# Performances of FreeBSD versus Raspbian on Raspberry PI3b ?



## Spartrekus (Jan 31, 2019)

Hello,

I have two RPI3B+ with same SD card, both are installed and ready. 
There is not much differences considering performances between FreeBSD versus Raspbian based on usage of shell (without looking for scientific, elaborated method of perfs comparison).

The console usage (pkg, mutt, mc, ... ) is readily as fast on both machines. No differences.

However, for X11, I have impression that things are a bit different. 

If you have more impressions about the topic raspbian vs freebsd perfs., please leave a short note/post.

You are welcome.


----------



## kpedersen (Jan 31, 2019)

I tried it a long time ago but I noticed FreeBSD to be quite a bit slower.

I tried to install *xorg* via *pkg add *but it took so long I powered off half way through.

I don't know if disk access was the bottleneck or if SMP was lacking etc. but its good to hear that things might have gotten a bit better though


----------



## malavon (Jan 31, 2019)

I haven't tested FreeBSD on RPI boards, but have tested it on a BBB a few years ago.
Back then I used ubench or unixbench, compiled the same sources with the same compiler on both systems (gcc x.y.z)  with the same compiler flags.
What I found was that it was quite a lot slower than a Debian image. Also, the board ran a lot hotter and consumed more power.

I suggest doing the same, testing out with a benchmark program to see where the difference lies. Of course, if it's GUI related it might be a GPU driver issue, so you'll have to run a graphical benchmark as well.


----------



## trev (Feb 1, 2019)

malavon said:


> Also, the board ran a lot hotter and consumed more power.



powerd(8) is your friend in this case.


----------



## Spartrekus (Feb 1, 2019)

kpedersen said:


> I tried it a long time ago but I noticed FreeBSD to be quite a bit slower.



What could be the possible reason?Software for hardware / Kernel of FreeBSD?


----------



## malavon (Feb 1, 2019)

trev said:


> powerd(8) is your friend in this case.


I thought that too, but it didn't work out that way. Can't say what the issue was though, I never investigated.

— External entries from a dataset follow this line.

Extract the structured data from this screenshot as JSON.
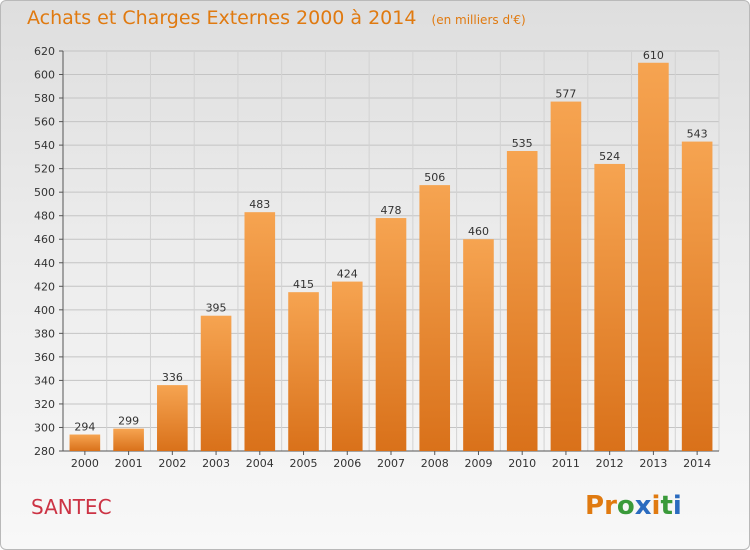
{
  "header": {
    "title": "Achats et Charges Externes 2000 à 2014",
    "subtitle": "(en milliers d'€)"
  },
  "footer": {
    "commune": "SANTEC",
    "logo_text": "Proxiti",
    "logo_colors": [
      "#e07a10",
      "#e07a10",
      "#3a9a3a",
      "#2a6bbf",
      "#e07a10",
      "#3a9a3a",
      "#2a6bbf"
    ]
  },
  "colors": {
    "bar_top": "#f6a451",
    "bar_bottom": "#d9711a",
    "title": "#e07a10",
    "commune": "#cc3344"
  },
  "chart_data": {
    "type": "bar",
    "title": "Achats et Charges Externes 2000 à 2014",
    "subtitle": "(en milliers d'€)",
    "categories": [
      "2000",
      "2001",
      "2002",
      "2003",
      "2004",
      "2005",
      "2006",
      "2007",
      "2008",
      "2009",
      "2010",
      "2011",
      "2012",
      "2013",
      "2014"
    ],
    "values": [
      294,
      299,
      336,
      395,
      483,
      415,
      424,
      478,
      506,
      460,
      535,
      577,
      524,
      610,
      543
    ],
    "ylim": [
      280,
      620
    ],
    "yticks": [
      280,
      300,
      320,
      340,
      360,
      380,
      400,
      420,
      440,
      460,
      480,
      500,
      520,
      540,
      560,
      580,
      600,
      620
    ],
    "grid": true,
    "xlabel": "",
    "ylabel": ""
  }
}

Not saying it's still the case either (but I haven't tested recently).
If I find the time I'm going to see if the same issue still persists.


Spartrekus said:


> What could be the possible reason?Software for hardware / Kernel of FreeBSD?


Everything from this line on is *speculation* of reasons that could explain this, so don't take it as fact.
It might be that:

Clang's ARM support isn't as good as GCC's (for kernel and userland compilation)
The benchmark program is written with linux-isms (unlikely for ubench though)
CPU support isn't as complete as it is on Linux. e.g. Linux's AM3358 (the processor on the BBB) support is written by TI itself.
ARM Kernel code is better/more performant on Linux than it is on FreeBSD. I  wouldn't be surprised if that were the case since the kernel is probably heavily optimized by Android people.
and much more that I didn't think of


----------



## Spartrekus (Feb 1, 2019)

malavon said:


> I thought that too, but it didn't work out that way. Can't say what the issue was though, I never investigated. Not saying it's still the case either (but I haven't tested recently).
> If I find the time I'm going to see if the same issue still persists.
> 
> Everything from this line on is speculation of reasons that could explain this, so don't take it as fact.
> ...



In all cases, by definition, clang and gcc are less ideal 

So actually kernel of FreeBSD would be issue.

Actually, I am not so sure that kernel for x86 is that good either.

I see however good perfs on Apple(s) and PS4 


CPU support  is actually a drawback there, surely.


----------



## malavon (Feb 1, 2019)

Spartrekus said:


> So actually kernel would be issue.


I really need to point out that I was just summing up possibilities. Not saying that I know what the issue is, neither saying that the kernel is the issue.
Don't take it as fact.


----------